Today I cut my hair. I made it short again. Because I see my hair as a symbol for all my troubles. Once my hair is gone, so are my troubles. And I'm no longer physical weighed down by my hair, just like how I have been emotionally weighed down by my unhappy experiences and thoughts.

A brand new hairstyle. A brand new start for this new month. And I just ask God for the wisdom to handle all the challenges ahead of me.

This week is FOA week. And I still have so much to complete for Biology Coursework. And I have Orchestra rehearsals everyday. Thankfully tomorrow's rehearsal ends at 4.30pm so I still have quite a bit of time to finish up what I need to finish.

I'm so touched that one of my cell members actually passed me a book to encourage me. I won't have time to start reading this week though. But after this Friday... I'm gonna start reading. I hope that this book can save me out of this whirlpool.

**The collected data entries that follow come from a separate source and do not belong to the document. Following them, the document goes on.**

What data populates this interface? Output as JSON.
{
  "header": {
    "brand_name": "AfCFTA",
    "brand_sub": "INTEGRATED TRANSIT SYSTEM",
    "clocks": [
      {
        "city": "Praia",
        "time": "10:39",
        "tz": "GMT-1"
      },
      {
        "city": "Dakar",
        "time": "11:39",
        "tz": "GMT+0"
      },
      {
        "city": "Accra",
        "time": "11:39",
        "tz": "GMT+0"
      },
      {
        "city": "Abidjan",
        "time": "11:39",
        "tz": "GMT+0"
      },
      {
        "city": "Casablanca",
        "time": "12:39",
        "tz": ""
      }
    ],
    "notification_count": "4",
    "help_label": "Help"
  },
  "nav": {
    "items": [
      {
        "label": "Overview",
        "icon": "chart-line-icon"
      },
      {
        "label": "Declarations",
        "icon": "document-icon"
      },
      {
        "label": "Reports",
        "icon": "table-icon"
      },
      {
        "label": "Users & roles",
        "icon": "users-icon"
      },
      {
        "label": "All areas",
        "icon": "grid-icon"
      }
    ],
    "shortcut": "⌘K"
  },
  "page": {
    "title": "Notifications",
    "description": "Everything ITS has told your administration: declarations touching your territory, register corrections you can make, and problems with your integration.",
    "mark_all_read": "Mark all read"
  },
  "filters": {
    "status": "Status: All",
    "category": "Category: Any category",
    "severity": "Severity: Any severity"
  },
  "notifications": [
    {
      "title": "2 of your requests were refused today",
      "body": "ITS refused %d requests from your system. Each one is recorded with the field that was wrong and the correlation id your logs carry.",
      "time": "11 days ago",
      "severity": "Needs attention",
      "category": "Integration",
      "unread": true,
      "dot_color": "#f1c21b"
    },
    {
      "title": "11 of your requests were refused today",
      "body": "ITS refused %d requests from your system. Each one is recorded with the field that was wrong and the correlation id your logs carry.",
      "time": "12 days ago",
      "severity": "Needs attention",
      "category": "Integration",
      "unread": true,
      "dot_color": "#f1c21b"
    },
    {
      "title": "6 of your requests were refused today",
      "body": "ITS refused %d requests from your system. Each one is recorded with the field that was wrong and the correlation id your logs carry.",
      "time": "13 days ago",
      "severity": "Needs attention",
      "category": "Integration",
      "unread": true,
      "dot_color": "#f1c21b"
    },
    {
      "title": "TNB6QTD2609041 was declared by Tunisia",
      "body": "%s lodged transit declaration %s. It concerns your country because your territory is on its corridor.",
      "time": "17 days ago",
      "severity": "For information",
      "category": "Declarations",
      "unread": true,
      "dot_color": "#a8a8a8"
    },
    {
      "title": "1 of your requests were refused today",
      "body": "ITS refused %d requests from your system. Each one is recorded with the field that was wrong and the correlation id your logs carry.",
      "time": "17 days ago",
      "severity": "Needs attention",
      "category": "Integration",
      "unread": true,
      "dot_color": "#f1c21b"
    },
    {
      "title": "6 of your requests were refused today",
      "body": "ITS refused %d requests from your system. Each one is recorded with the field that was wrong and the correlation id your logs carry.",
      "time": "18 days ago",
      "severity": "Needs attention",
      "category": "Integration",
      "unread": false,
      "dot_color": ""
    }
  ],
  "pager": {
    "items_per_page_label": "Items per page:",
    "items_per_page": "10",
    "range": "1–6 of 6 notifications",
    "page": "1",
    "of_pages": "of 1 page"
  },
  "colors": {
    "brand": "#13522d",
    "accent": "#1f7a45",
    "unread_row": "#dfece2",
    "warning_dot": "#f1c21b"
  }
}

I'm drowning in this whirlpool. But I'm trying my best to stay afloat. Situations in the classroom will not be easy to handle when pertaining to the emotional aspect. If I've to be a quiet person, then I guess I shall be a quiet person ba. Rather than talking to myself and cracking jokes to myself and eventually end up as an emo person.

I hope I can find the encouragement that I need.

I'm still praying for a spiritual buddy. And I'm hoping that God will answer my prayer soon. I trust that God has His plans for me.